Les musées français sont souvent choisis par des collectionneurs américains pour être bénéficiaires du don des œuvres qu’ils ont patiemment réunies. Ils sont bien sûr motivés par la qualité des ensembles que ces pièces viennent rejoindre et par les conservateurs de haut niveau qui ont souvent fait un travail préparatoire essentiel en amont, mais aussi par un aspect qui peut s’avérer déterminant : l’inaliénabilité des collections publiques en France. Autrement dit, quand une œuvre est acceptée en don par un musée public français, la loi interdit à ce dernier de s’en séparer, c’est-à-dire de la vendre de gré à gré ou aux enchères, à moins de la déclasser, une action rarissime.

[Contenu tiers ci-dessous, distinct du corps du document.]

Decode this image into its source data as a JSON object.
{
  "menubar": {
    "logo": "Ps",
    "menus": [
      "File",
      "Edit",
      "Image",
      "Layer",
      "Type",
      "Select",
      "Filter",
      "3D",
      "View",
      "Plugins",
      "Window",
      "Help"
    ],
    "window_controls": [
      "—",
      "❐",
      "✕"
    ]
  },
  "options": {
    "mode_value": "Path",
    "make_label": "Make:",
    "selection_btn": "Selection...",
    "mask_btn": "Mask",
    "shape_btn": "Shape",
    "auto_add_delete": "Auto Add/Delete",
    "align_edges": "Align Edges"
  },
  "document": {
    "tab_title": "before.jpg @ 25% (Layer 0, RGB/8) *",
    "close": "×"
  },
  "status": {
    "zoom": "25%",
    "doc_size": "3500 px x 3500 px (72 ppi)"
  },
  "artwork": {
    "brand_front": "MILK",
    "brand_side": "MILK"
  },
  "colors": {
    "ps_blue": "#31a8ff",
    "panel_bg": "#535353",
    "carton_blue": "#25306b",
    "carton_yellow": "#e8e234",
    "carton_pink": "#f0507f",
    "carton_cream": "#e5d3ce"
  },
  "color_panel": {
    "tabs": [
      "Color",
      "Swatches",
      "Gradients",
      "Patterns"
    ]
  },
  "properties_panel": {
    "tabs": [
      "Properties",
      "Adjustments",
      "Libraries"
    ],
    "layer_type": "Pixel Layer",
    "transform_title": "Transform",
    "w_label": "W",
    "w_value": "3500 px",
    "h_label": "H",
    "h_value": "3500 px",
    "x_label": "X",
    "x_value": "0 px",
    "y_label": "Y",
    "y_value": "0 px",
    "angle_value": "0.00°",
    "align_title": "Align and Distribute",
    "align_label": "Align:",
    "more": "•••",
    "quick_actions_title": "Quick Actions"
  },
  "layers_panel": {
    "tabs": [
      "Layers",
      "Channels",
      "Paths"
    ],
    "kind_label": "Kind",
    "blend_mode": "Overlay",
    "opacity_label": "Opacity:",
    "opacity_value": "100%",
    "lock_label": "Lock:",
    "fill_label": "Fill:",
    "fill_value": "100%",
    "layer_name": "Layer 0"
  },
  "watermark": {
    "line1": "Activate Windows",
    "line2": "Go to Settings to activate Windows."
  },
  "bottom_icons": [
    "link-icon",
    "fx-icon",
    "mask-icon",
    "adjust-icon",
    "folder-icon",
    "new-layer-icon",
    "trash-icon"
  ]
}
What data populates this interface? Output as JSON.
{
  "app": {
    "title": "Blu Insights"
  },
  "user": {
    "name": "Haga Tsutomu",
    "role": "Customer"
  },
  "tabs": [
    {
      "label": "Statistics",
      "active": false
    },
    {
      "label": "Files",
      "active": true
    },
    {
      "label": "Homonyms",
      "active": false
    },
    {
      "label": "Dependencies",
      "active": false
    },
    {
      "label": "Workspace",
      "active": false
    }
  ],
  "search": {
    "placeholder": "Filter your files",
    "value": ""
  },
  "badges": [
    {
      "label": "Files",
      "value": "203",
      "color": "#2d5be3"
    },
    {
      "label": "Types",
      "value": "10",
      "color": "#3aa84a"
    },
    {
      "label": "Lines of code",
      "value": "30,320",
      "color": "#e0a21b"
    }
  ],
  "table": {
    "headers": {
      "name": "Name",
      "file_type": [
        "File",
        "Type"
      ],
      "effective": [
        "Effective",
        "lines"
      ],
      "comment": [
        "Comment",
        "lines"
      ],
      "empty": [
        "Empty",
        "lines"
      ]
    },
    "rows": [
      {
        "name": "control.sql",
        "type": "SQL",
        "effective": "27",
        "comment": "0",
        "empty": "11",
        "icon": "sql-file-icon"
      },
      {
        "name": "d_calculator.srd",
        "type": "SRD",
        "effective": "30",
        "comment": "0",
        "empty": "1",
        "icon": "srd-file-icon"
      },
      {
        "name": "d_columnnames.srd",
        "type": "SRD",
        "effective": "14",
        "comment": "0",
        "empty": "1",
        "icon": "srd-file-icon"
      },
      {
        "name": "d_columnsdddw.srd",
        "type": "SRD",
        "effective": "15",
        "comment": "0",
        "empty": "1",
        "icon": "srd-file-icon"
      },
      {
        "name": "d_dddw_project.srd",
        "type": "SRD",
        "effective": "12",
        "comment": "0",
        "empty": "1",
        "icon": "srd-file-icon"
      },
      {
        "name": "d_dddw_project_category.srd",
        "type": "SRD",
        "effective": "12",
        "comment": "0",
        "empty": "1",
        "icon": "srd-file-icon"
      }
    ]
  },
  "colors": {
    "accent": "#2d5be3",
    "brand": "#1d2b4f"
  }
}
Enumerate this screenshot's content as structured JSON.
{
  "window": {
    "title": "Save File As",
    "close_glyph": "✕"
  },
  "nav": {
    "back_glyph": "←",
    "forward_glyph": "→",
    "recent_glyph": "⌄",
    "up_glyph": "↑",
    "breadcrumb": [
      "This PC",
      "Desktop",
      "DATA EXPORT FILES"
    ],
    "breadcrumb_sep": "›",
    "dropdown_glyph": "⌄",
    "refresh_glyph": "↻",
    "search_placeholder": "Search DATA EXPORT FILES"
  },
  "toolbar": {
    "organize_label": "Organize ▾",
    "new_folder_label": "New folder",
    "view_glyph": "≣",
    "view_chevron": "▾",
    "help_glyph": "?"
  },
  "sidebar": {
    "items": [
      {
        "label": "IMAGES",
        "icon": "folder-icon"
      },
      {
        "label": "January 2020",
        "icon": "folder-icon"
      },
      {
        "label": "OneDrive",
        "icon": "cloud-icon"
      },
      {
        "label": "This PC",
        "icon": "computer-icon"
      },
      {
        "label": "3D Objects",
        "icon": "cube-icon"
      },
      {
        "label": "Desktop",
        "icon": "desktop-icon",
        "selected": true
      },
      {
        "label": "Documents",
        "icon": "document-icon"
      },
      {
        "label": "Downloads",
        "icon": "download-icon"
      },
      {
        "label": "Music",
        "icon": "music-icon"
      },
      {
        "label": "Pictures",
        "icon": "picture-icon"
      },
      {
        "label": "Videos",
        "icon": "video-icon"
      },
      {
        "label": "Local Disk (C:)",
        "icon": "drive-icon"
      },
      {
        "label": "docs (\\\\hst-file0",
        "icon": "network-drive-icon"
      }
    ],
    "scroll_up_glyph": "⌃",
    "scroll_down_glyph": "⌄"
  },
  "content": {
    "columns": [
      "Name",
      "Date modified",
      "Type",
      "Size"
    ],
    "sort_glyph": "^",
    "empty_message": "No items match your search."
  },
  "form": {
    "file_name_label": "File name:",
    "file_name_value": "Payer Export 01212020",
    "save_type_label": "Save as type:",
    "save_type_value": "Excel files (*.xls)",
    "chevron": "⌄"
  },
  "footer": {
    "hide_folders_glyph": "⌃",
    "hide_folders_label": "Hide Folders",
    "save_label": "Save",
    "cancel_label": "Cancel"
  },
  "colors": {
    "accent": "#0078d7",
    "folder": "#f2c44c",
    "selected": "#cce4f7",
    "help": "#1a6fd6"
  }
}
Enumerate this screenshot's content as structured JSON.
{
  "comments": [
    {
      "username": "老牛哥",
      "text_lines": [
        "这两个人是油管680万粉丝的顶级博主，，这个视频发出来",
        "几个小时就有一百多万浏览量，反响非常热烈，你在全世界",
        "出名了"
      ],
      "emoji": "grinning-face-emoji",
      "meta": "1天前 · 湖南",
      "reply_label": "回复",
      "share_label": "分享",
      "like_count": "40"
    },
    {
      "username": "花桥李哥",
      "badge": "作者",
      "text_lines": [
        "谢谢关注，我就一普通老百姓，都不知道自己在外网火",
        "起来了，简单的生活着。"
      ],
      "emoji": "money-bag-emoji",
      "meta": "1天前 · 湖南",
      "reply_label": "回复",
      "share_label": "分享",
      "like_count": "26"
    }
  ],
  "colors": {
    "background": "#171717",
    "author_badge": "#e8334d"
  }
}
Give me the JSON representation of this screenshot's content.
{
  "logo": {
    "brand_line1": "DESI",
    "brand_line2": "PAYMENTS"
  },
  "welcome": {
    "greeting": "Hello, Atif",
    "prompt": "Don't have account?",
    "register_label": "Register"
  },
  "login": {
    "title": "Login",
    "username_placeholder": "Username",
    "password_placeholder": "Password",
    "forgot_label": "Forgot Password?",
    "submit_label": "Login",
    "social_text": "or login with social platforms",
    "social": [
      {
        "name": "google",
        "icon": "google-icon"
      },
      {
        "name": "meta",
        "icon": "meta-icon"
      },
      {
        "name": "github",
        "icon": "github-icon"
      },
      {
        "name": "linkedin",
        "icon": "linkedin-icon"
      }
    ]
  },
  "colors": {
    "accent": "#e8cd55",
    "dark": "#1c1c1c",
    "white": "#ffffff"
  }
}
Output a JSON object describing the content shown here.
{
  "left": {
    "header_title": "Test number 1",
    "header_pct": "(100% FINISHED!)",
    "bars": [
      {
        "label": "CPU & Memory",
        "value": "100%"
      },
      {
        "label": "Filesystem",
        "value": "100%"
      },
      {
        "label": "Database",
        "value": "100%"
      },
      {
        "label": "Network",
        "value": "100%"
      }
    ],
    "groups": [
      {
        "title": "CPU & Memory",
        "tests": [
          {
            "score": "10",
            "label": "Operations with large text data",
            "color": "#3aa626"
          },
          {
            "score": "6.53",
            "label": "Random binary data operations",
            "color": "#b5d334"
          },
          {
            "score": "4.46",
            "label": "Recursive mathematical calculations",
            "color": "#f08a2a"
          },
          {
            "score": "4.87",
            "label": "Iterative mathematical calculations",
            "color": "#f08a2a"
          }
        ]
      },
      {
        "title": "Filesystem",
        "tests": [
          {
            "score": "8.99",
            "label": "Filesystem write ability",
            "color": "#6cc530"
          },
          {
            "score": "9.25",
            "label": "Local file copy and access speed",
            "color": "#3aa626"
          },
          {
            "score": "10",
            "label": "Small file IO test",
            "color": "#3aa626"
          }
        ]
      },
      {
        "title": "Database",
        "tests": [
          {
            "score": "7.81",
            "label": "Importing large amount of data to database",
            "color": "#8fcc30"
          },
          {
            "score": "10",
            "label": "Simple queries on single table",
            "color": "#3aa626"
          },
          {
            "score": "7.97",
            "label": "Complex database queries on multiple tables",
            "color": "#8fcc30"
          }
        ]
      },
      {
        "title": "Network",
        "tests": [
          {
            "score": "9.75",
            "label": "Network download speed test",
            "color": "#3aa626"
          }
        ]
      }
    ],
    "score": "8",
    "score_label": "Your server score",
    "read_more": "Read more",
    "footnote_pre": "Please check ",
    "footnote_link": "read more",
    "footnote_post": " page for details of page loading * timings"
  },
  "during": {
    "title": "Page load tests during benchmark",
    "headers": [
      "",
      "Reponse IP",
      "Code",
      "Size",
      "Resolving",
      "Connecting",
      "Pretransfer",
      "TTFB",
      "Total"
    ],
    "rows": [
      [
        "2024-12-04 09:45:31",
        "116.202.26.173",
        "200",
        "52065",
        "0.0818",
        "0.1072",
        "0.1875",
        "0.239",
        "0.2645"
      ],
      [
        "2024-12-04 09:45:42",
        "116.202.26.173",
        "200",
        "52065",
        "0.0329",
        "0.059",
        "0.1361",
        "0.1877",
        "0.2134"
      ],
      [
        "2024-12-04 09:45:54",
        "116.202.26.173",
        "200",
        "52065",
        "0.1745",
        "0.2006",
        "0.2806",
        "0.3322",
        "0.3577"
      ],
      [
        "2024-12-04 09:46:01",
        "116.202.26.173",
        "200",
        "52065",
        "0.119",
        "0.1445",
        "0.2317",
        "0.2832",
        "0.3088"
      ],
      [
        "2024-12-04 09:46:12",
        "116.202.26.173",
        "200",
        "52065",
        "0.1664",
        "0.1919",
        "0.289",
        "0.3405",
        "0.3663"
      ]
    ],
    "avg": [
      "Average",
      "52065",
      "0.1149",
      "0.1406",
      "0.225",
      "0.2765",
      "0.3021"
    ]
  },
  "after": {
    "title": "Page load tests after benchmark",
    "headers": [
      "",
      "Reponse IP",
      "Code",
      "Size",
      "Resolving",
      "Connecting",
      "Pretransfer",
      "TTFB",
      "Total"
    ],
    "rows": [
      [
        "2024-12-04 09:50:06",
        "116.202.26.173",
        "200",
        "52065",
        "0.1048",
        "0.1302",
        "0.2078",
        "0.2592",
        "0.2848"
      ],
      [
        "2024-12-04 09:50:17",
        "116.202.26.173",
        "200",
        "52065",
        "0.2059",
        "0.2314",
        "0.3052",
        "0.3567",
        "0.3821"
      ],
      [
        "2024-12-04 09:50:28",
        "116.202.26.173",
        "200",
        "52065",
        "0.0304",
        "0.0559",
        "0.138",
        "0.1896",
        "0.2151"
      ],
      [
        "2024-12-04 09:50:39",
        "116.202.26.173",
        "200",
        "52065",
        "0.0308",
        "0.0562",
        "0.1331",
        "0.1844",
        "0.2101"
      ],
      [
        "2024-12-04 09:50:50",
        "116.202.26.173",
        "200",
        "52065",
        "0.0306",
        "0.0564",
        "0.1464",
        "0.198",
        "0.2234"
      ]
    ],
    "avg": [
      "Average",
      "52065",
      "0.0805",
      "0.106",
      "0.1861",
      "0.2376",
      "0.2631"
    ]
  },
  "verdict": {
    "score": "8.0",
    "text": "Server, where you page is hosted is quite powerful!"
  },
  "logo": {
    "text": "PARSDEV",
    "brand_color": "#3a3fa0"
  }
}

Vue de la Fondation Beyeler, à Riehen. ©Wikimédia commons

Aux États-Unis, les musées disposent en revanche de la procédure dite de « deaccessioning » pour vendre des œuvres de leurs collections. Cette décision doit normalement être motivée par la volonté de faire évoluer le fonds et permettre d’acquérir de nouvelles pièces. Mais la crise du Covid-19 a conduit à un allègement de ces contraintes pour permettre aux institutions de passer cette période difficile en utilisant les fonds récoltés pour couvrir les dépenses courantes. Non sans que des dérapages aient été constatés et dénoncés par l’Association of Art Museum Directors (AAMD). Cette vente d’œuvres n’est pas que réservée aux musées américains. La Fondation Beyeler, à Riehen, près de Bâle, en Suisse, a récemment confirmé sa décision de céder à des collectionneurs privés quatre œuvres de Jean Dubuffet issues de la donation du couple français Claude et Micheline Renard. Ces derniers avaient décidé de lui transférer trente-trois œuvres de Jean Fautrier, Jean Dubuffet, Sam Francis, Jean Tinguely, Antoni Tàpies, Sigmar Polke ou Jean-Michel Basquiat en hommage à Ernst Beyeler. La donation avait été officialisée en 2013 par une exposition et un catalogue. Si la fille du couple, Delphine Renard, se dit aujourd’hui « scandalisée », cette décision de la fondation, qui pose de nombreuses questions, n’a rien d’illégale. Elle vient cependant rappeler qu’à l’heure du don, il est essentiel de prendre le temps de faire le bon choix.